Dean’s planned appearance in the Vietnam War movie “Finding Jack,” and the possibility of future parts, comes as digital de-aging and duplication of real actors has tipped from cinematic trick into common practice. And it's giving new life to old arguments about the immortality and dignity of the dead.
“Our intentions are to create the virtual being of James Dean.
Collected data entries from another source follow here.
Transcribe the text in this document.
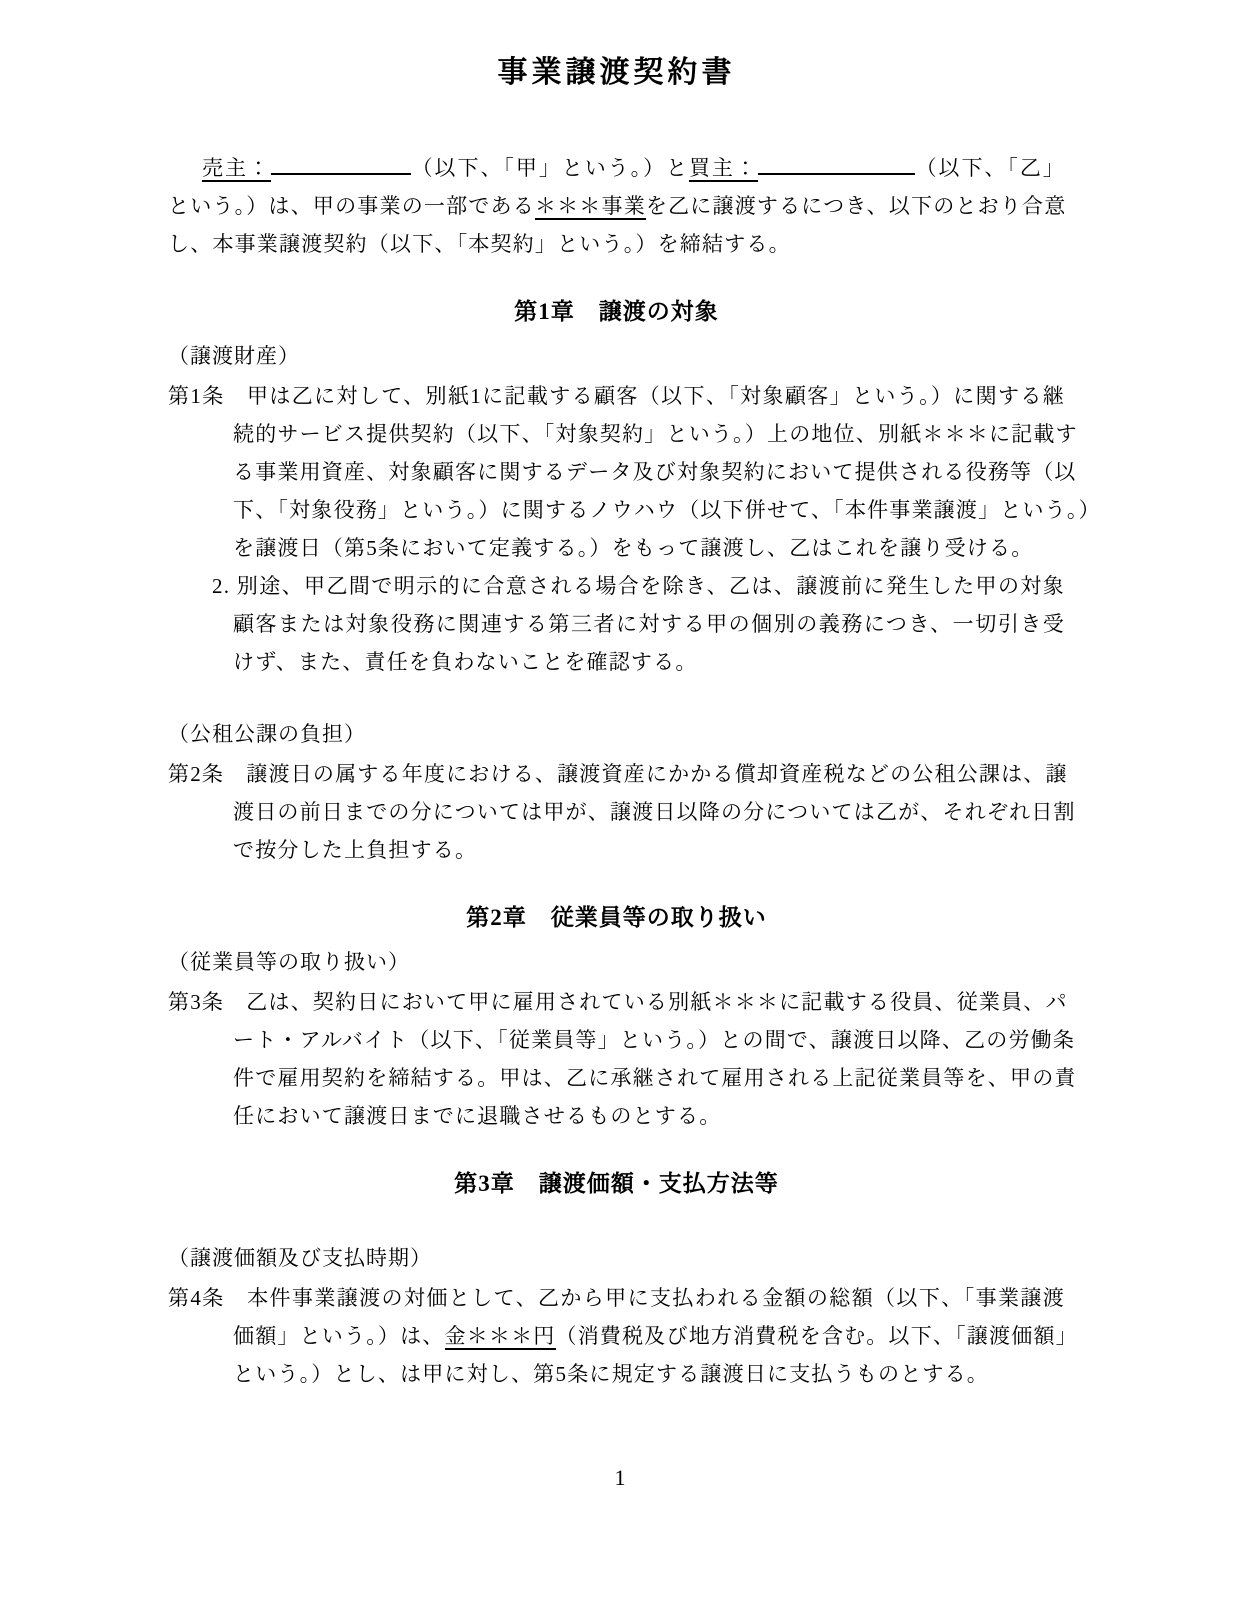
事業譲渡契約書
売主：	（以下、「甲」という。）と買主：	（以下、「乙」
という。）は、甲の事業の一部である＊＊＊事業を乙に譲渡するにつき、以下のとおり合意
し、本事業譲渡契約（以下、「本契約」という。）を締結する。
第1章　譲渡の対象
（譲渡財産）
第1条　甲は乙に対して、別紙1に記載する顧客（以下、「対象顧客」という。）に関する継
続的サービス提供契約（以下、「対象契約」という。）上の地位、別紙＊＊＊に記載す
る事業用資産、対象顧客に関するデータ及び対象契約において提供される役務等（以
下、「対象役務」という。）に関するノウハウ（以下併せて、「本件事業譲渡」という。）
を譲渡日（第5条において定義する。）をもって譲渡し、乙はこれを譲り受ける。
2. 別途、甲乙間で明示的に合意される場合を除き、乙は、譲渡前に発生した甲の対象
顧客または対象役務に関連する第三者に対する甲の個別の義務につき、一切引き受
けず、また、責任を負わないことを確認する。
（公租公課の負担）
第2条　譲渡日の属する年度における、譲渡資産にかかる償却資産税などの公租公課は、譲
渡日の前日までの分については甲が、譲渡日以降の分については乙が、それぞれ日割
で按分した上負担する。
第2章　従業員等の取り扱い
（従業員等の取り扱い）
第3条　乙は、契約日において甲に雇用されている別紙＊＊＊に記載する役員、従業員、パ
ート・アルバイト（以下、「従業員等」という。）との間で、譲渡日以降、乙の労働条
件で雇用契約を締結する。甲は、乙に承継されて雇用される上記従業員等を、甲の責
任において譲渡日までに退職させるものとする。
第3章　譲渡価額・支払方法等
（譲渡価額及び支払時期）
第4条　本件事業譲渡の対価として、乙から甲に支払われる金額の総額（以下、「事業譲渡
価額」という。）は、金＊＊＊円（消費税及び地方消費税を含む。以下、「譲渡価額」
という。）とし、は甲に対し、第5条に規定する譲渡日に支払うものとする。
1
That's not only for one movie, but going to be used for many movies and also gaming and virtual reality,” said Travis Cloyd, CEO of Worldwide XR, who is leading the design on the Dean project. “Our focus is on building the ultimate James Dean so he can live across any medium."
Legally, they have every right to do it, via the full agreement of the Dean estate and his surviving relatives.
“Our clients want to protect these valuable intellectual property rights and the memories that they have of their loved ones,” said Mark Roesler, CEO of CMG Worldwide, the legal and licensing company that has long owned the title to Dean's likeness. “We have to trust them. ... They want to see that their loved one's image and memory continues to live on."
Dean is an obvious candidate for revival with his embodiment-of-Hollywood image and the brevity of his life and career — he died at 24 and made just three films: “East of Eden,” “Rebel Without a Cause” and “Giant.”
Roesler and Cloyd have not obtained the rights from Warner Bros. to use footage from those films, but they have a large trove of photos and Dean’s dozens of TV roles.
“There are thousands of images that we do have to work with,” Cloyd said. “What we typically do is we take all those images and videos and we run them through machine learning to create that asset.”
That will be added to the work of a stand-in actor using motion-capture technology as commonly done now with CGI characters, along with the overdubbed voice of another actor.
The announcement of the role last year caused a quick backlash, with responses like that of "Captain America" star Chris Evans on Twitter: “Maybe we can get a computer to paint us a new Picasso. Or write a couple new John Lennon tunes. The complete lack of understanding here is shameful.”
"I think there's definitely something cynical and what feels like a little bit distasteful about bringing especially long-dead actors back to life," said Terri White, editor-in-chief of film magazine "Empire.” “The reaction to the likes of the James Dean news has actually shown that I think most people don't really want that.”
For the people behind the Dean project, the negative reaction is as inevitable as they believe the eventual acceptance will be. Cloyd foresees a Hollywood where even living actors have a “digital twin” that helps in their work.
“This is disruptive technology,” Cloyd said. “Some people hear it for the first time and they get shaken by it. But this is where the market is going.”
The revival of the dead, often done clumsily, has been happening for much of Hollywood's existence.
Footage of Bela Lugosi, combined with a double holding a cape over his face, was used in 1959’s “Plan 9 From Outer Space,” released after the horror star's death. Bruce Lee’s film “Game of Death,” left unfinished before his 1973 death, was completed using doubles and voice overdubs and released five years later. “The Fast and the Furious” star Paul Walker died in 2013 before shooting was done on “Furious 7.” His two younger brothers and others acted as stand-ins so his scenes could be finished.
Even Lennon, and many other dead historical figures, were digitally revived in 1994 in “Forrest Gump.”
But the technology of recreation and resurrection has taken a major leap forward in quality and prestige, with the extensive de-aging and re-aging used in Martin Scorsese’s “The Irishman”; a young Will Smith digitally returning to play opposite the current version in last summer's “Gemini Man"; and Carrie Fisher, whose younger self briefly returned digitally in 2016's “Star Wars: Rogue One” and appeared again after her death, in “Star Wars: The Rise of Skywalker.”
These instances have elicited scattered skepticism — both of the quality of the technology and the propriety of the revivals — but audiences have largely accepted them.
Guy Williams, visual effects supervisor at filmmaker Peter Jackson's Weta Digital, said the possibilities do offer a moral dilemma.
“The question isn't so much if you use somebody’s likeness to bring them back or to create a digital version of them, it's what you do with it and the respect that you show to it,” Williams said. "So that, to me, is the more important question.”
Pablo Helman, the visual effects supervisor behind the de-aging of Robert De Niro and others in “The Irishman,” said he considers that moral dilemma in his work.
“The main question that you need to ask yourself is why do it?" Helman said. "You know, just because you can do it doesn't mean you should, you know? That would be one thing that I'm always questioning: Is it in service of the story?”
Ethical considerations are likely to give way to market forces if viewers decide they find digital versions of dead actors plausible, and palatable.
“I think the moral question is going to be decided by the audiences and society, whether they want to see that,” said Bill Westenhofer, visual effects supervisor on “Gemini Man.”
Dean will be playing a supporting role in “Finding Jack,” which is now in pre-production. The limited screen time is, at this point, as far as those recreating him want to go. But they hope the digital avatar can eventually carry a movie, possibly even playing James Dean himself at different ages.
“At some point there's going to be the James Dean biopic,” Cloyd said. “I think the technology is not necessarily there today to take the risk."